2) Make sure your criteria classes inherit from Criteriabase so the proper object is created by the data portal.  I don't recall if this is strictly necessary but seems to be sticking around in my head as true.

3)  If you want the public interface on your CSLA based DLLs to be obfuscated you need to use a obfuscation product that can obfuscate an entire solution as a unit.  If you obfuscate on a project by project basis then you will need to not obfuscate the public interface so you can still use it in your calling projects.  In that case only the implementation code inside the public methods would be obfuscated.  This is nothing specific to CSLA but true of all projects you make with a publicly consumable interface.

Thats really all I remember.  If there is something I forgot I'm sure someone else will chime in.

Thanks,

Kevin

ajj3085 replied on Friday, March 09, 2007

Bowman,

I think you'd still have to modify the framework; the DP also calls methods defined in BusinessBase, like MarkNew, MarkOld, etc.

I guess it does depend on the tool though.. although as someone else poitned out you need to obfuscate at the solution level, and that means each version of Csla will be different (because it has to be re-obfuscated for each solution, I would imagine).

Andy

Bowman74 replied on Friday, March 09, 2007

Andy,

The solution thing was me but that's not really an issue here.  You would only have issues with items such as MarkOld, MarkNew in BusinessBase if you actually obfuscated the CSLA DLLs themselves instead of just the proprietary DLLs that use CSLA.  If you only obfuscate the DLLs that use CSLA then the inherited MarkNew and MarkOld methods wouldn't be renamed anymore than the ToString method from System.Object does.

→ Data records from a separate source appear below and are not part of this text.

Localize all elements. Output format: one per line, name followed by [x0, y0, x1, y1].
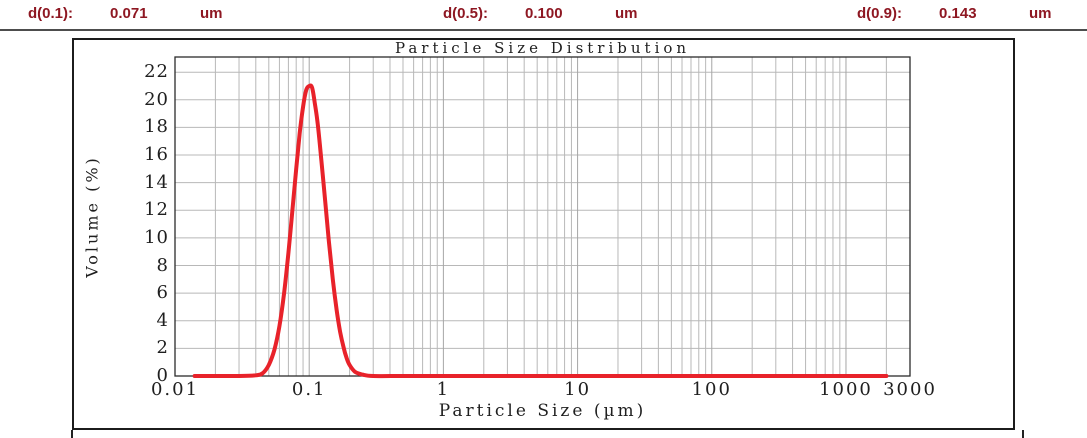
- volume-distribution-curve: [192, 83, 889, 379]
- x-tick-label-1: 1: [436, 379, 451, 400]
- y-tick-label-10: 10: [144, 226, 169, 248]
- x-axis-title: Particle Size (µm): [438, 401, 647, 421]
- y-tick-label-16: 16: [144, 144, 169, 166]
- x-tick-label-10: 10: [564, 379, 592, 400]
- stat-d50-value: 0.100: [525, 5, 563, 22]
- stat-d10: d(0.1): 0.071 um: [28, 4, 223, 24]
- stat-d90: d(0.9): 0.143 um: [857, 4, 1052, 24]
- stat-d50: d(0.5): 0.100 um: [443, 4, 638, 24]
- stat-d90-value: 0.143: [939, 5, 977, 22]
- y-tick-label-20: 20: [144, 88, 169, 110]
- next-section-corner-mark-right: [1022, 430, 1024, 438]
- y-tick-label-18: 18: [144, 116, 169, 138]
- y-axis-title: Volume (%): [82, 155, 102, 278]
- stat-d10-label: d(0.1):: [28, 5, 73, 22]
- x-tick-label-3000: 3000: [883, 379, 937, 400]
- header-divider: [0, 29, 1087, 31]
- chart-frame: Particle Size Distribution Volume (%) Pa…: [72, 38, 1015, 430]
- stat-d90-unit: um: [1029, 5, 1052, 22]
- percentile-stats-row: d(0.1): 0.071 um d(0.5): 0.100 um d(0.9): 0.1…: [0, 0, 1087, 29]
- stat-d50-label: d(0.5):: [443, 5, 488, 22]
- y-tick-label-6: 6: [156, 282, 169, 304]
- y-tick-label-12: 12: [144, 199, 169, 221]
- y-tick-label-22: 22: [144, 61, 169, 83]
- x-tick-label-0.1: 0.1: [291, 379, 327, 400]
- next-section-corner-mark-left: [71, 430, 73, 438]
- chart-title: Particle Size Distribution: [394, 39, 691, 57]
- stat-d10-value: 0.071: [110, 5, 148, 22]
- stat-d10-unit: um: [200, 5, 223, 22]
- y-tick-label-0: 0: [156, 365, 169, 386]
- y-tick-label-4: 4: [156, 309, 169, 331]
- y-tick-label-8: 8: [156, 254, 169, 276]
- y-tick-label-14: 14: [144, 171, 169, 193]
- x-tick-label-1000: 1000: [819, 379, 873, 400]
- distribution-plot: [174, 56, 911, 379]
- x-tick-label-100: 100: [691, 379, 732, 400]
- stat-d50-unit: um: [615, 5, 638, 22]
- y-tick-label-2: 2: [156, 337, 169, 359]
- stat-d90-label: d(0.9):: [857, 5, 902, 22]
- x-tick-label-0.01: 0.01: [150, 379, 200, 400]
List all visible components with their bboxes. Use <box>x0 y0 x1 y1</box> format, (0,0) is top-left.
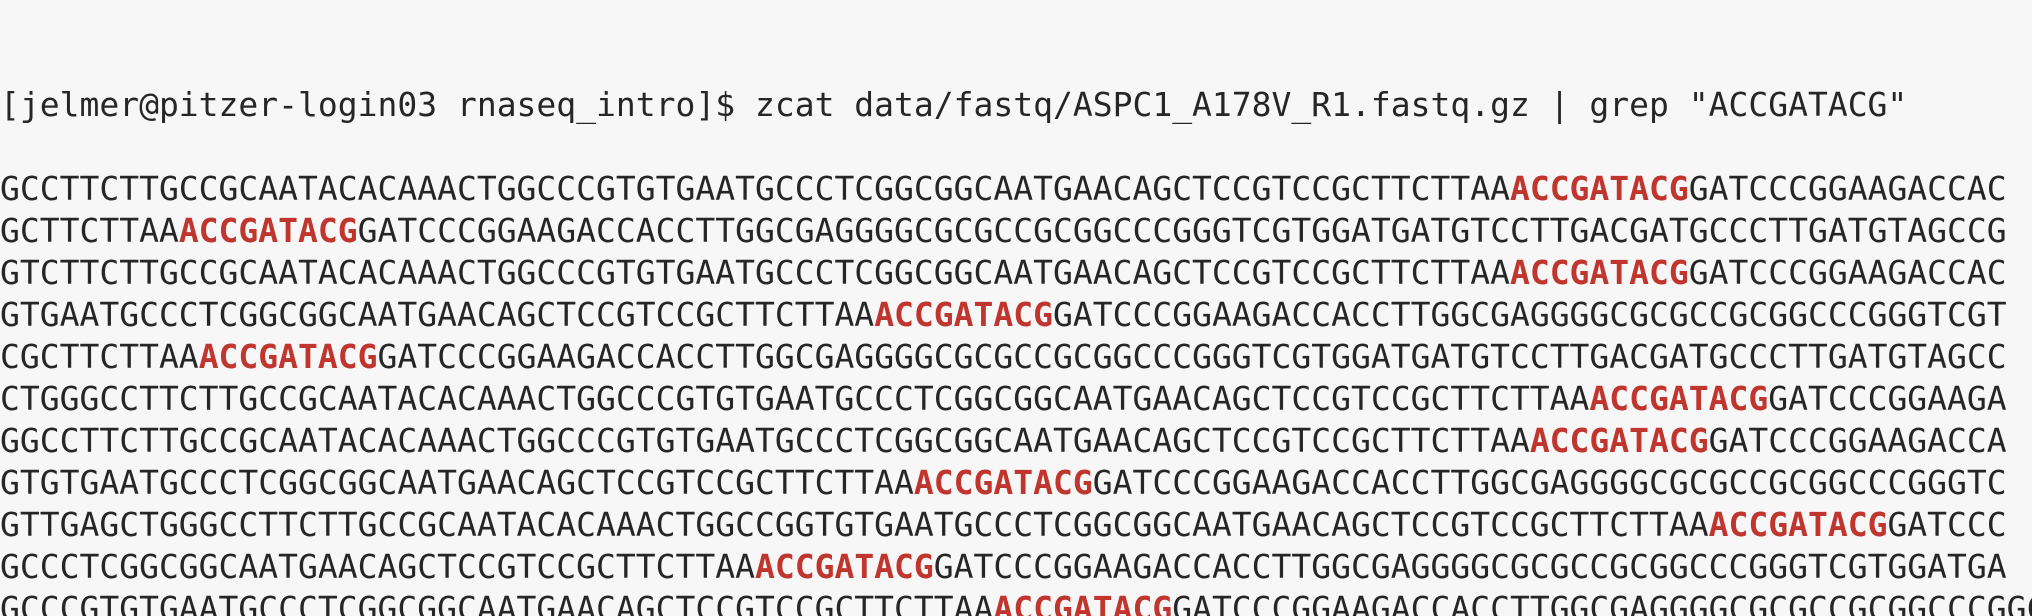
output-line: GCCTTCTTGCCGCAATACACAAACTGGCCCGTGTGAATGC… <box>0 168 2032 210</box>
sequence-text: GTGTGAATGCCCTCGGCGGCAATGAACAGCTCCGTCCGCT… <box>0 463 914 502</box>
match-highlight: ACCGATACG <box>1509 253 1689 292</box>
sequence-text: GATCCCGGAAGACCACCTTGGCGAGGGGCGCGCCGCGGCC… <box>1172 589 2032 616</box>
output-line: GTGAATGCCCTCGGCGGCAATGAACAGCTCCGTCCGCTTC… <box>0 294 2032 336</box>
sequence-text: GGCCTTCTTGCCGCAATACACAAACTGGCCCGTGTGAATG… <box>0 421 1530 460</box>
sequence-text: GATCCCGGAAGA <box>1768 379 2007 418</box>
sequence-text: GCTTCTTAA <box>0 211 179 250</box>
match-highlight: ACCGATACG <box>198 337 378 376</box>
sequence-text: CTGGGCCTTCTTGCCGCAATACACAAACTGGCCCGTGTGA… <box>0 379 1590 418</box>
output-line: CGCTTCTTAAACCGATACGGATCCCGGAAGACCACCTTGG… <box>0 336 2032 378</box>
sequence-text: GATCCC <box>1887 505 2007 544</box>
match-highlight: ACCGATACG <box>913 463 1093 502</box>
sequence-text: GATCCCGGAAGACCACCTTGGCGAGGGGCGCGCCGCGGCC… <box>377 337 2007 376</box>
sequence-text: GATCCCGGAAGACCACCTTGGCGAGGGGCGCGCCGCGGCC… <box>933 547 2007 586</box>
sequence-text: GATCCCGGAAGACCACCTTGGCGAGGGGCGCGCCGCGGCC… <box>357 211 2007 250</box>
sequence-text: GCCTTCTTGCCGCAATACACAAACTGGCCCGTGTGAATGC… <box>0 169 1510 208</box>
sequence-text: GATCCCGGAAGACCA <box>1708 421 2007 460</box>
match-highlight: ACCGATACG <box>1589 379 1769 418</box>
match-highlight: ACCGATACG <box>874 295 1053 334</box>
sequence-text: GATCCCGGAAGACCAC <box>1688 253 2007 292</box>
match-highlight: ACCGATACG <box>993 589 1173 616</box>
match-highlight: ACCGATACG <box>754 547 934 586</box>
output-line: GCCCGTGTGAATGCCCTCGGCGGCAATGAACAGCTCCGTC… <box>0 588 2032 616</box>
prompt-line: [jelmer@pitzer-login03 rnaseq_intro]$ zc… <box>0 85 1908 124</box>
output-line: GCTTCTTAAACCGATACGGATCCCGGAAGACCACCTTGGC… <box>0 210 2032 252</box>
output-line: GGCCTTCTTGCCGCAATACACAAACTGGCCCGTGTGAATG… <box>0 420 2032 462</box>
match-highlight: ACCGATACG <box>1529 421 1709 460</box>
sequence-text: GTCTTCTTGCCGCAATACACAAACTGGCCCGTGTGAATGC… <box>0 253 1510 292</box>
match-highlight: ACCGATACG <box>1708 505 1888 544</box>
output-line: CTGGGCCTTCTTGCCGCAATACACAAACTGGCCCGTGTGA… <box>0 378 2032 420</box>
sequence-text: GTTGAGCTGGGCCTTCTTGCCGCAATACACAAACTGGCCG… <box>0 505 1709 544</box>
match-highlight: ACCGATACG <box>1509 169 1689 208</box>
sequence-text: CGCTTCTTAA <box>0 337 199 376</box>
sequence-text: GCCCTCGGCGGCAATGAACAGCTCCGTCCGCTTCTTAA <box>0 547 755 586</box>
output-line: GTGTGAATGCCCTCGGCGGCAATGAACAGCTCCGTCCGCT… <box>0 462 2032 504</box>
sequence-text: GATCCCGGAAGACCAC <box>1688 169 2007 208</box>
match-highlight: ACCGATACG <box>178 211 358 250</box>
output-line: GTTGAGCTGGGCCTTCTTGCCGCAATACACAAACTGGCCG… <box>0 504 2032 546</box>
output-line: GCCCTCGGCGGCAATGAACAGCTCCGTCCGCTTCTTAAAC… <box>0 546 2032 588</box>
sequence-text: GTGAATGCCCTCGGCGGCAATGAACAGCTCCGTCCGCTTC… <box>0 295 875 334</box>
output-line: GTCTTCTTGCCGCAATACACAAACTGGCCCGTGTGAATGC… <box>0 252 2032 294</box>
sequence-text: GCCCGTGTGAATGCCCTCGGCGGCAATGAACAGCTCCGTC… <box>0 589 994 616</box>
sequence-text: GATCCCGGAAGACCACCTTGGCGAGGGGCGCGCCGCGGCC… <box>1053 295 2007 334</box>
sequence-text: GATCCCGGAAGACCACCTTGGCGAGGGGCGCGCCGCGGCC… <box>1092 463 2007 502</box>
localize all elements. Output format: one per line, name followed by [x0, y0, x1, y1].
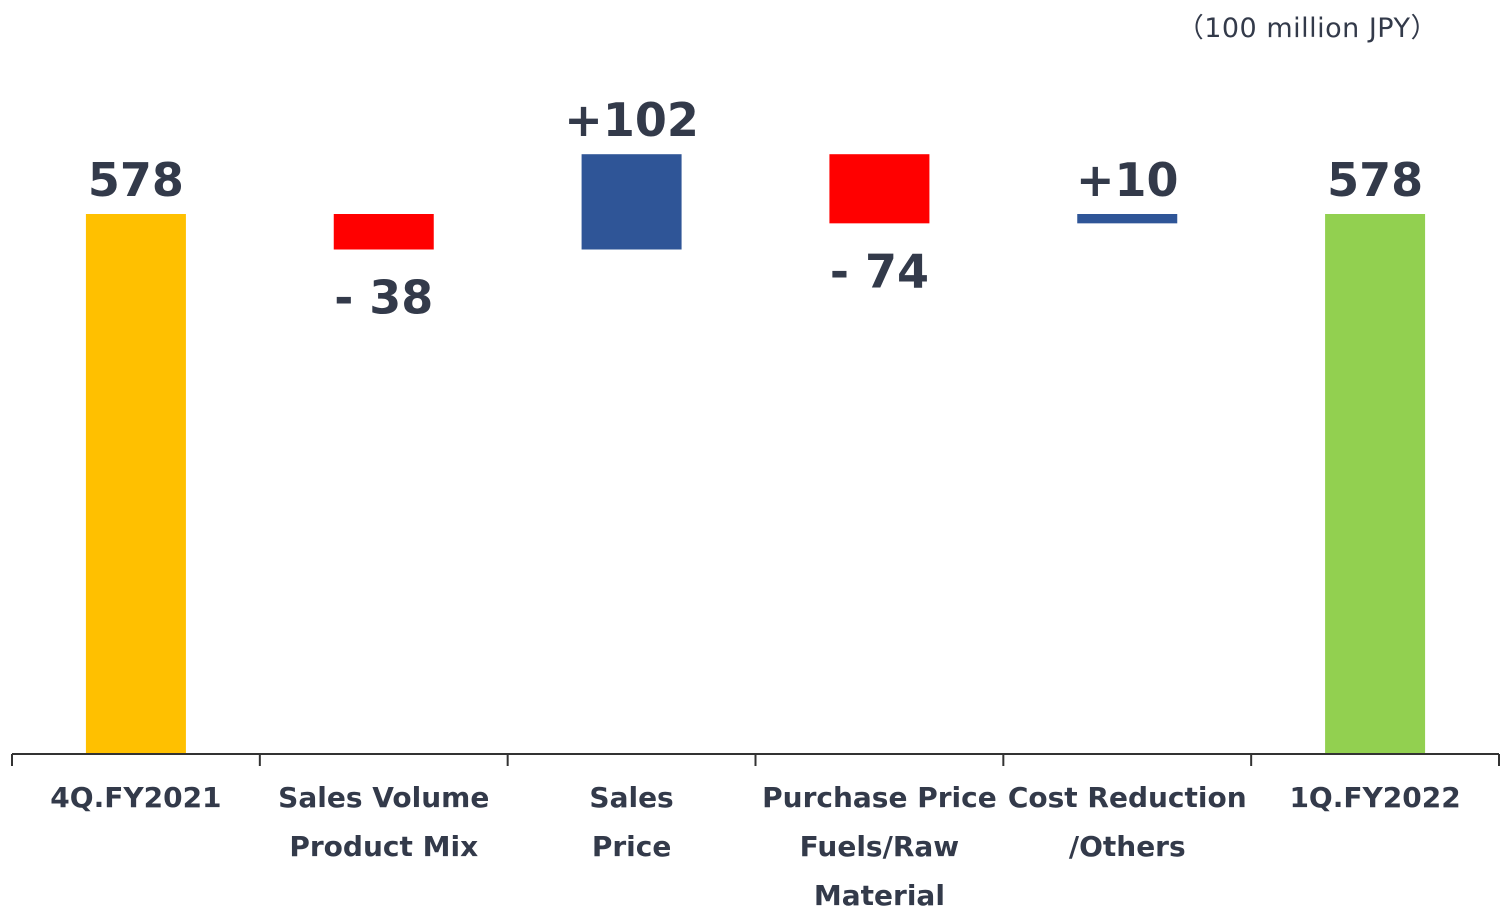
category-label-3-2: Material: [814, 879, 945, 911]
category-label-3-0: Purchase Price: [762, 781, 997, 814]
unit-label: （100 million JPY）: [1176, 13, 1438, 44]
category-label-3-1: Fuels/Raw: [800, 830, 959, 863]
category-label-2-1: Price: [592, 830, 672, 863]
bar-0: [85, 214, 186, 754]
bar-3: [829, 154, 930, 224]
bars-layer: [85, 154, 1426, 754]
category-label-4-0: Cost Reduction: [1008, 781, 1247, 814]
category-label-0-0: 4Q.FY2021: [50, 781, 221, 814]
bar-5: [1325, 214, 1426, 754]
bar-4: [1077, 214, 1178, 224]
bar-1: [333, 214, 434, 250]
value-label-0: 578: [88, 153, 184, 207]
value-label-4: +10: [1076, 153, 1179, 207]
value-label-2: +102: [564, 93, 699, 147]
category-label-1-1: Product Mix: [289, 830, 478, 863]
value-label-1: - 38: [334, 271, 433, 325]
value-label-3: - 74: [830, 244, 929, 298]
labels-layer: 578 - 38 +102 - 74 +10 578 4Q.FY2021 Sales Volu…: [50, 93, 1460, 911]
category-label-1-0: Sales Volume: [278, 781, 489, 814]
category-label-4-1: /Others: [1069, 830, 1186, 863]
value-label-5: 578: [1327, 153, 1423, 207]
bar-2: [581, 154, 682, 250]
category-label-2-0: Sales: [589, 781, 673, 814]
category-label-5-0: 1Q.FY2022: [1289, 781, 1460, 814]
x-axis: [11, 753, 1500, 766]
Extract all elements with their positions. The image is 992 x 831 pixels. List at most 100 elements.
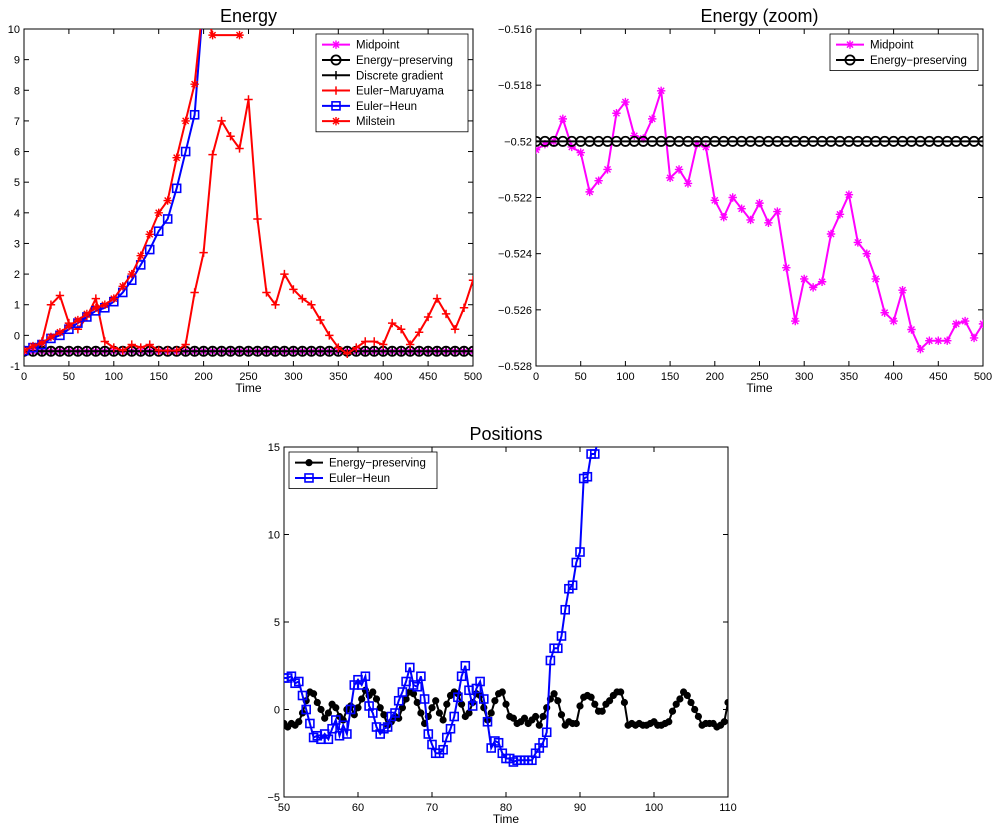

The reason for obfuscation in a commercial product is to stop reverse engineering of your proprietary content.  There is not proprietary content in the CSLA DLLs themselves so there would be no reason to obfuscate them.  At least no more reason that you would want to obfuscate any of the .Net system DLLs.  If you don't obfuscate the CSLA DLLs themselves then that problem vanishes.

The reason why you want an obfuscator that works on a solution is so that your projects that use those proprietary DLLs can actually be written/maintained if the DLL's public interfaces have been obfuscated as well as the implementation code.

Thanks,

Kevin

RockfordLhotka replied on Friday, March 09, 2007

I would think, though, that either you'd have to mark your overloaded (strongly typed) DP_Fetch() methods (for example) so they wouldn't be obfuscated, or you'd need to NOT overload them, and simply override the not-strongly-typed ones from the CSLA .NET base classes.

Bowman74 replied on Monday, March 12, 2007

Rocky,

Exactly, I had mentioned that obfuscators allow you to mark up method signatures you choose not to be obfuscated and the dataportal methods would be prime candidates for this.  The ability to have strongly typed dataportal methods based on the specific criteria classes is very cool and would be hard to loose.

Thanks,

Kevin

Bowman74 replied on Friday, March 09, 2007

I had looked into this a few years ago with CSLA.Net 1.5.  What you need is a tool (and there are a few out there) that can obfuscate a solution as a whole.  That is, so every project in the solution is using and understands the replaced names.  If you try and obfuscate each DLL individually you will run into trouble.

I just don't recall all of the issues at this point nor can I find the white paper I wrote about it for the client the explained the issues and had the results of my testing.  I do recall that it could be done with the correct solution wide tool.  For whatever reason I also thing that your criteria object might have to inherit from criteriaBase to pass in the proper (obfuscated) type to the constructor so the data portal creates the correct object type.  We always used generated code so we did this anyway.

I wish I could remember more about it.